Related theory

Good nutrition, the supply of optimal nutrients and fluid to meet requirements, is an essential component of health, with poor nutrition contributing to ill health and prolonged recovery from illness or disease. It is therefore crucial that the nutritional status of all patients is assessed and considered during the whole of the person's care. Treatment for cancer can contribute to long‐term consequences which may ultimately impact on nutritional status. Examples of this include dysphagia, reduced appetite, early satiety or altered bowel function leading to poor digestion and absorption of nutrients. As a result, people may experience weight loss and deficiencies of specific nutrients such as iron and vitamins D and B12. The risk of these nutritional inadequacies can be predicted in some people, for example those who have undergone surgery to the gastrointestinal tract or who have received pelvic radiotherapy. However, in others they may be less predictable and arise due to late effects of cancer treatment or other co‐morbid conditions.
Gastrointestinal symptoms can arise because of cancer treatment. These can be both upper and lower gastrointestinal symptoms and may arise because of surgery to the gastrointestinal tract, chemotherapy or, more commonly, radiotherapy, particularly when given to the head, neck or pelvis. Persistent symptoms are likely to impact on quality of life with those affected potentially having problems swallowing or altered bowel habits. The latter can result in them being less confident to leave the house, travel or return to work. Symptoms may also impact on nutritional status as people make dietary changes in an attempt to control symptoms or experience malabsorption of macro‐ or micronutrients (Abayomi et al. [1], b).

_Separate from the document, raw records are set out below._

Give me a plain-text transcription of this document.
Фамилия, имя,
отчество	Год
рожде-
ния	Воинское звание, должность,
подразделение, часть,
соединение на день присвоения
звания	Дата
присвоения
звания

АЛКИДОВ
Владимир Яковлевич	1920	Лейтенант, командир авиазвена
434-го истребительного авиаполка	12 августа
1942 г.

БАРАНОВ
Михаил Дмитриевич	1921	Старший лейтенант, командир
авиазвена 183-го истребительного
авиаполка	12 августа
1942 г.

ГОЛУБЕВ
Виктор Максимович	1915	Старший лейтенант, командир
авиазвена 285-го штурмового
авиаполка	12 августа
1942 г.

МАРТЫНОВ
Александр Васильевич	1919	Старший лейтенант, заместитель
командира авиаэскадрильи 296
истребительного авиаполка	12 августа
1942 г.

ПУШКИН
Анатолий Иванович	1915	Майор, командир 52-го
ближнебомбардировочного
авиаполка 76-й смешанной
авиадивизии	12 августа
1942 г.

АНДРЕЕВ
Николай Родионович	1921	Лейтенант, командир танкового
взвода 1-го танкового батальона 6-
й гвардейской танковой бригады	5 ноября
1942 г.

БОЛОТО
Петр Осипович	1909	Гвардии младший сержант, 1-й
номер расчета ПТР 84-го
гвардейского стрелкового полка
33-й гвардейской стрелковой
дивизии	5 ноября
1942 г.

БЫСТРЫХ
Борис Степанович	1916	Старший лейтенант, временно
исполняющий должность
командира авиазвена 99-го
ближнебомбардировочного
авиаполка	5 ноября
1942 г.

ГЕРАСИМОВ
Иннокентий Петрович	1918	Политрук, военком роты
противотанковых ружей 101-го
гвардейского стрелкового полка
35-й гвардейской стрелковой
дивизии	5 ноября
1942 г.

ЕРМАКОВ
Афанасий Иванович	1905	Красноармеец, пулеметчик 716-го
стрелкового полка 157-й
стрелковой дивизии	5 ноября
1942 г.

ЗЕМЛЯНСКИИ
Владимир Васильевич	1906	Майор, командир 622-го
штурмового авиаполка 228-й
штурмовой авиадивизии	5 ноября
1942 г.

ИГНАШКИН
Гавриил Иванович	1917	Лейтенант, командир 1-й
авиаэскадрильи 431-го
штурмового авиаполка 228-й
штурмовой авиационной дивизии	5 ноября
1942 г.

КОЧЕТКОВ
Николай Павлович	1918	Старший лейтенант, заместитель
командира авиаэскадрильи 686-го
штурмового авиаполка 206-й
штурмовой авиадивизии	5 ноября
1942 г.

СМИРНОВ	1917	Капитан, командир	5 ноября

Treatment of hormone‐dependent cancers such as breast and prostate cancer can result in changes in body composition with weight gain, additional fat deposition and a decrease in bone density. These changes arise due to a combination of treatment (hormonal) and nutritional factors and can influence body image, ability to exercise, morbidity and mortality outcomes with respect to both cancer and other diseases.
There is now also strong emerging evidence that patients with head and neck cancer treated by radical or adjuvant (chemo‐) radiation may present with late dysphagia (Hutcheson et al. [126], Szczesniak et al. [264]). These patients are disease free and can present up to 9 years post treatment. The most common presenting symptoms include dysarthria, dysphonia, cranial nerve neuropathy (especially X and XII), trismus and mandibular osteoradionecrosis.
The following signs may help identify those at risk of dysphagia and necessitate a referral to the speech and language therapist. Please note that these are red flags for recurrence and patients should be referred to their oncologist/surgeon.
  • Reports of swallowing problems (including gradual deterioration in swallowing function).
  • Coughing during or after eating.
  • Voice changes, especially a wet/hoarse voice quality.
  • Recurrent chest infections.
  • Taking longer to eat meals.
  • Avoiding certain foods and altering diet.
Presenting at such a late stage may mean that therapy exercises will not be of benefit (Hutcheson et al. [126], Langmore et al. [142]) but the speech and language therapist can advise regarding postures and techniques to make the swallow safer. All head and neck cancer patients are given prophylactic swallowing exercises prior to commencing their chemo/radiotherapy and are advised to continue these forever.
While the focus of survivorship is often on patients, the impact on carers of supporting an individual with oropharyngeal dysphagia cannot be underestimated (Nund et al. [211], Patterson et al. [222]).
It is essential that issues with eating, drinking and ultimately nutritional status are identified both during and after cancer treatment. This enables people to be signposted to appropriate advice, support services or specialist services as appropriate.